AUBURN – A group studying shared Twin Cities services will get a report on having a single city manager later this month.

“Between paying one salary and benefit package, there are savings there,” said Steven Eldridge, joint services coordinator. “But we’ve looked at the whole staff, and what a single city manager would need for support staff. We do have a structure for them to look at it.”

The Twin Cities’ top city officials met with department heads Thursday to discuss combining staffs as well as the police, fire, public works and code enforcement departments.

Lewiston City Administrator Jim Bennett and acting Auburn City Manager Laurie Smith met with Eldridge behind closed doors for six hours in Auburn Hall. Eldridge will take those discussions to the Citizens Commission on Joint Services for discussion. That group’s next meeting is scheduled for 7:30 a.m. Nov. 29 in Auburn Hall, and he expects the group to discuss city administration.

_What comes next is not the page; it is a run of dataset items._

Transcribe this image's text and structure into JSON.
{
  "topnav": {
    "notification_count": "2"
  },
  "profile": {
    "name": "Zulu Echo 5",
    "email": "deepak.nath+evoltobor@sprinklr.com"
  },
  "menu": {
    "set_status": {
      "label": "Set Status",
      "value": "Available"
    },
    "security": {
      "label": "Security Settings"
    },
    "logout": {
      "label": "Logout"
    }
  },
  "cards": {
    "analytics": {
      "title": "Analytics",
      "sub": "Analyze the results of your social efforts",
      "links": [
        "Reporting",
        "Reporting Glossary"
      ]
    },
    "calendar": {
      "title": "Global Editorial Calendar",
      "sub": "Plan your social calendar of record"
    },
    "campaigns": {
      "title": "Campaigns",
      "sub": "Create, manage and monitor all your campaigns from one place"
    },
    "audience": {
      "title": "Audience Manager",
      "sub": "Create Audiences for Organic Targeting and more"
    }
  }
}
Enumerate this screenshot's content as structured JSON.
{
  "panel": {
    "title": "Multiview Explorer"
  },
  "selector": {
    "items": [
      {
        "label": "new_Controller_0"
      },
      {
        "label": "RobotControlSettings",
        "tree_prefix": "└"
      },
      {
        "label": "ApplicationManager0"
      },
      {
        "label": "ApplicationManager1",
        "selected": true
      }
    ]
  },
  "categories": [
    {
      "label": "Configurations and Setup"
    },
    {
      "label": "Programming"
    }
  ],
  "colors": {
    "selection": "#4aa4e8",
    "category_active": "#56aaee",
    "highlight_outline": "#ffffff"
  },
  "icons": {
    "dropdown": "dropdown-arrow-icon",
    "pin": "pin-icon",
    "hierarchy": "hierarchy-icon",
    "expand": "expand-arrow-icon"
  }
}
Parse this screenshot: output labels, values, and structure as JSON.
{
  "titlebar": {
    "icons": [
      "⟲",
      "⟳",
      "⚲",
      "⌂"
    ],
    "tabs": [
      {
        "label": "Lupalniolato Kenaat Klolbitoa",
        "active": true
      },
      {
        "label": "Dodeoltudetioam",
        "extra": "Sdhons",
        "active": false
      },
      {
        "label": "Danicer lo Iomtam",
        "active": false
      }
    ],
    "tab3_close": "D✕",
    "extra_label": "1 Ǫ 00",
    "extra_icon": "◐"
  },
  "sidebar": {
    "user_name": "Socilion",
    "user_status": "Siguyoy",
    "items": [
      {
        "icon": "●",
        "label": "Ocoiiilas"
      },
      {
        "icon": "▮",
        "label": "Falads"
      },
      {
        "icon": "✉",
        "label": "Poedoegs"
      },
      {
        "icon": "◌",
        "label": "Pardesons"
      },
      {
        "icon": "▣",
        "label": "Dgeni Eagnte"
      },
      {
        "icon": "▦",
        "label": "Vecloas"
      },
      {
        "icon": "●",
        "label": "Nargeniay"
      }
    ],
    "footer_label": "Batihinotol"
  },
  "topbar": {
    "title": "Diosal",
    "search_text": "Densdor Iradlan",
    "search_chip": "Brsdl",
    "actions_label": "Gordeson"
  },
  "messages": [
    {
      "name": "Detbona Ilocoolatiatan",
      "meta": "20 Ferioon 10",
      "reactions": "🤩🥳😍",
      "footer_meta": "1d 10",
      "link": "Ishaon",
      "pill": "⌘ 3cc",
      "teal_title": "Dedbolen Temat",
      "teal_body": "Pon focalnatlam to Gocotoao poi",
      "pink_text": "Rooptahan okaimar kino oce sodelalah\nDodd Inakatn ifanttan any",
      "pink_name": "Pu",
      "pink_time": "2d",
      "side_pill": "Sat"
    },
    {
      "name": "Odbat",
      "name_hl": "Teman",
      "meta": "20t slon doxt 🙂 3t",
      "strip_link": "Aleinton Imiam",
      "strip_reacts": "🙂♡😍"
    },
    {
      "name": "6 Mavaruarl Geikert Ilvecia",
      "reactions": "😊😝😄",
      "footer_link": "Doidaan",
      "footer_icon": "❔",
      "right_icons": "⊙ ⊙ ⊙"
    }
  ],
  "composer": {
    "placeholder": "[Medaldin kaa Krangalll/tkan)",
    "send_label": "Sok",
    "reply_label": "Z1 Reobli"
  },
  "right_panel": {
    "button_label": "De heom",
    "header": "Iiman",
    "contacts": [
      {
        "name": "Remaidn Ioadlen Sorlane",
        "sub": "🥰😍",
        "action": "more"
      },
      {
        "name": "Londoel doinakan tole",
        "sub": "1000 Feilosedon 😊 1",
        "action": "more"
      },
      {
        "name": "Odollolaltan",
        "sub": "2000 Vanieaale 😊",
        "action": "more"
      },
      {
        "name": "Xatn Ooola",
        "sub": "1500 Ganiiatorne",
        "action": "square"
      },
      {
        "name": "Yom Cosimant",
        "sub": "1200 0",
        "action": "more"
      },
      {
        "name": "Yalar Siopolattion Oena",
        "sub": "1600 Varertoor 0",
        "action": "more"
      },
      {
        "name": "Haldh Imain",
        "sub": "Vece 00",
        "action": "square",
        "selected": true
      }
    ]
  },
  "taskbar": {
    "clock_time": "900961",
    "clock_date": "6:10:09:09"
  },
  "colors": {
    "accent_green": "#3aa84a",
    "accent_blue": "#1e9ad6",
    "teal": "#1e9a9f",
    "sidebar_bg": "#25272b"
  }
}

“I think we’ll tackle one department at a time,” Eldridge said. The group starts with combining city administrations and will discuss other departments at meetings in December.

The models were created by Eldridge and Twin Cities’ department heads over the past several months to show how much the combined departments would cost. Thursday was the first time Bennett and Smith had seen those models.

“I think that anything the departments have come up with is something they consider workable,” Smith said. “I think some of the intricacies within each one need a little work.”

Bennett agreed.

“The challenging part is that you have people who have worked within the same system their entire career,” Bennett said. “Sometimes we’ve had to poke and prod to get them to think in terms of alternative ways to provide services. They allowed their normal restrictions – union rules and confinements or looking at things from another side of the river perspective – to get in the way. Now they need to get back and reflect on that.”

Discussions call for finding ways to offer the same services on both sides for less and without layoffs or firings.

“It’s not a snap your fingers and you’re there,” Bennett said. “I think every model had the potential to save a number of employee positions and reduce costs.”